Starbuck's recent annoucement that it would start serving beer and wine at stores in Atlanta and Southern California has gotten lots of press in the last week. Much of it, like much Starbucks, talk is rather tongue and cheek. "Would You Like a Lager with Your Latte?" "Starbucks Turns to Happy Hour." "Coffee, Pastries, and Wine."
On one hand, the press reports suggest a continued and enduring interest in all things Starbucks.
And the stories suggests a rather simple and predictable business story. Starbucks wants to maximize the yield on its real estate. How can it get people into its stores in the slower evening hours, serve drinks. Pretty simple. And it is pretty simply an attempt to corner the market on legal stimulants -- uppers in the morning and downers after dinner. Starbucks picks us up and brings us down.
But is Starbucks' move cultural significant. I was talking about this on the Patt Morrison show with business blogger Matthew DeBord. To be sure, Starbucks helped transform how Americans consumed coffee -- what they drank, where they drank it, and what they were willing to pay for it. The company also helped to transform urban spaces -- by creating for people to be alone in public (though it fell far short of its own mytical goal of creating Third Places.)
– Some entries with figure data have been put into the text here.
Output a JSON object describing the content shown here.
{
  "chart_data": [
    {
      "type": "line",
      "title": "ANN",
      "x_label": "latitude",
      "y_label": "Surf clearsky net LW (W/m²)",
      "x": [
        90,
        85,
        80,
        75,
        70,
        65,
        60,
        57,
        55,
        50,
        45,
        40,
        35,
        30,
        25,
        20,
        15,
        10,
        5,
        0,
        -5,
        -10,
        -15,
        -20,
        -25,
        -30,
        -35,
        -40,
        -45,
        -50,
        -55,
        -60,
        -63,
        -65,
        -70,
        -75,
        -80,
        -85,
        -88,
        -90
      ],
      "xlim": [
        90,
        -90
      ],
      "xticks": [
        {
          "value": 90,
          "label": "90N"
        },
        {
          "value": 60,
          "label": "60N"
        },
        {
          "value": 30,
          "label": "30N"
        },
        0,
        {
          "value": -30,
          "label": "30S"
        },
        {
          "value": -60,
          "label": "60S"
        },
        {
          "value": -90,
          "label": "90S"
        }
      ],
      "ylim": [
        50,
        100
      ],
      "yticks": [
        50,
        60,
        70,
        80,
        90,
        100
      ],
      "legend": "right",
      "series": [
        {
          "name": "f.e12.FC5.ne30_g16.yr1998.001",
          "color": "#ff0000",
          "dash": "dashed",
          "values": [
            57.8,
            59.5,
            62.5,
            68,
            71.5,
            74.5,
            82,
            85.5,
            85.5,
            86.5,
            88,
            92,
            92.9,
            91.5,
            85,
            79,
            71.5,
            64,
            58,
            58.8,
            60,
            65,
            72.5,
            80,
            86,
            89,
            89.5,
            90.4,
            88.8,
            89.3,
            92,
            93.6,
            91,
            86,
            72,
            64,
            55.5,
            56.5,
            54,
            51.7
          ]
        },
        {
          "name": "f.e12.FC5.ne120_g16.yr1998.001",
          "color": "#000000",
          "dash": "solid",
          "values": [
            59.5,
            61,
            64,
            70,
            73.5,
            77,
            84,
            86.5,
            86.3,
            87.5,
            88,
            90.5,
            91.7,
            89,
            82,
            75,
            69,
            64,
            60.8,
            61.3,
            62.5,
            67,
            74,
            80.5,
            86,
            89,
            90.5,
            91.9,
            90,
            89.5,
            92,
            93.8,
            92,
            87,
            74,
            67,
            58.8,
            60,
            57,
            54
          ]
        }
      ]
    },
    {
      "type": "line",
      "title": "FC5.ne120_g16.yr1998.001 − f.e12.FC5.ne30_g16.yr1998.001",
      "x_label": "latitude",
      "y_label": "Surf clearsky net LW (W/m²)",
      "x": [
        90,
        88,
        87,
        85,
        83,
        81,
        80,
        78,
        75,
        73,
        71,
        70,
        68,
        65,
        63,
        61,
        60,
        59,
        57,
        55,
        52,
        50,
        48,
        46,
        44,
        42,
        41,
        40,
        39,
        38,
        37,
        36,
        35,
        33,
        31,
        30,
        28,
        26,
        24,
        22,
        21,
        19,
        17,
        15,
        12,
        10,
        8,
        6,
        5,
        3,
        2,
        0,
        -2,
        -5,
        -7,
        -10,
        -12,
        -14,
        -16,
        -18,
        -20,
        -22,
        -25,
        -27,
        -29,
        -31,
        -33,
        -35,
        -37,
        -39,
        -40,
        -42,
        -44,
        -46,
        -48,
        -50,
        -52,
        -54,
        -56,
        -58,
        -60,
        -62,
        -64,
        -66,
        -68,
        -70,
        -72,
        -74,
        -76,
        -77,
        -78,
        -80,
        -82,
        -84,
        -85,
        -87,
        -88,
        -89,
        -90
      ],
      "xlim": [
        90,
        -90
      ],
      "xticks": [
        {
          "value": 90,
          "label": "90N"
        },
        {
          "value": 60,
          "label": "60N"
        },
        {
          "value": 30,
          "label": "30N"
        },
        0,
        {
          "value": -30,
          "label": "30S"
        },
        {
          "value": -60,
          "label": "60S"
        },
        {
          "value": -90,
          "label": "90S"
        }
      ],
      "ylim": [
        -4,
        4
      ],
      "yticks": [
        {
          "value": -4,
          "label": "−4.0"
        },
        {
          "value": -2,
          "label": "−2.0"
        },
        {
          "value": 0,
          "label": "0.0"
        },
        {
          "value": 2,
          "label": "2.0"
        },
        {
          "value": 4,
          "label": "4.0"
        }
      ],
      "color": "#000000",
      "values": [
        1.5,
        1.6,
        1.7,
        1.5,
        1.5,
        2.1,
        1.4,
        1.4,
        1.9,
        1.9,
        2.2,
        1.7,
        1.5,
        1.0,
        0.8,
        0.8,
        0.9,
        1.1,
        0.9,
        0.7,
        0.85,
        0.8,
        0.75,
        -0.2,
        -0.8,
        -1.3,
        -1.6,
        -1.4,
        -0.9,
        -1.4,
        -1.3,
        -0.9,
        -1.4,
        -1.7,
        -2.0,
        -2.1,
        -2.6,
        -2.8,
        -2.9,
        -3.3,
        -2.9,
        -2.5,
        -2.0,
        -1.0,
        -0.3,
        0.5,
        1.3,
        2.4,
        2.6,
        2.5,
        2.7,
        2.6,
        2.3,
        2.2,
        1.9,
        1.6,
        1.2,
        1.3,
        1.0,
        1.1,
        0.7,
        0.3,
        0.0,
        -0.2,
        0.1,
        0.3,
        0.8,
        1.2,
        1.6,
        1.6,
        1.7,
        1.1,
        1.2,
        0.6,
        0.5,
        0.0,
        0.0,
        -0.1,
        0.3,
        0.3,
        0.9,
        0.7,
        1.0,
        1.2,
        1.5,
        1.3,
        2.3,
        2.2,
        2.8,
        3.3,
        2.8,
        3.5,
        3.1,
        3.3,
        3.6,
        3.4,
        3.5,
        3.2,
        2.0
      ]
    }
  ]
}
Yet when it comes to alcohol will Starbucks change how we drink? I don't think so and I don't think Starbucks will make much of an impact on this front. First, even when it comes to coffee, Starbucks is largely a take-out joint. That's its bread and butter business. And America isn't about to adopt the model of New Orleans and allow for riders. More important, I don't think Americans are going to take to the coffee bar, as a bar bar. That alone in public feeling at Starbucks works as a coffee place, but it won't work as a drink place -- we don't really want to drink alone in relatively brightly lite spaces with floor to ceiling windows. Do we really want to drink (alone in public) and serve the web?
And bars moreover seem to be the one place in America that has resisted the branded impluse -- at least in terms of setting, not the drinks -- e.g. Bud -- that they serve. Sure there some people, in some suburbs and downtown spots who go to TGIF and Chili's, but this isn't the idea of a bar for most people, is it? Bars are the kinds of places that we seem to insist have to have a certain feel of local-ness, something that a Starbucks can't deliver.
So my guess is that Starbucks will sell wine and beer with modest success to niche market of people looking for a caffenie come down in a perdictable setting when they are away from home or by themselves. Sort of like an movebale airport lounge.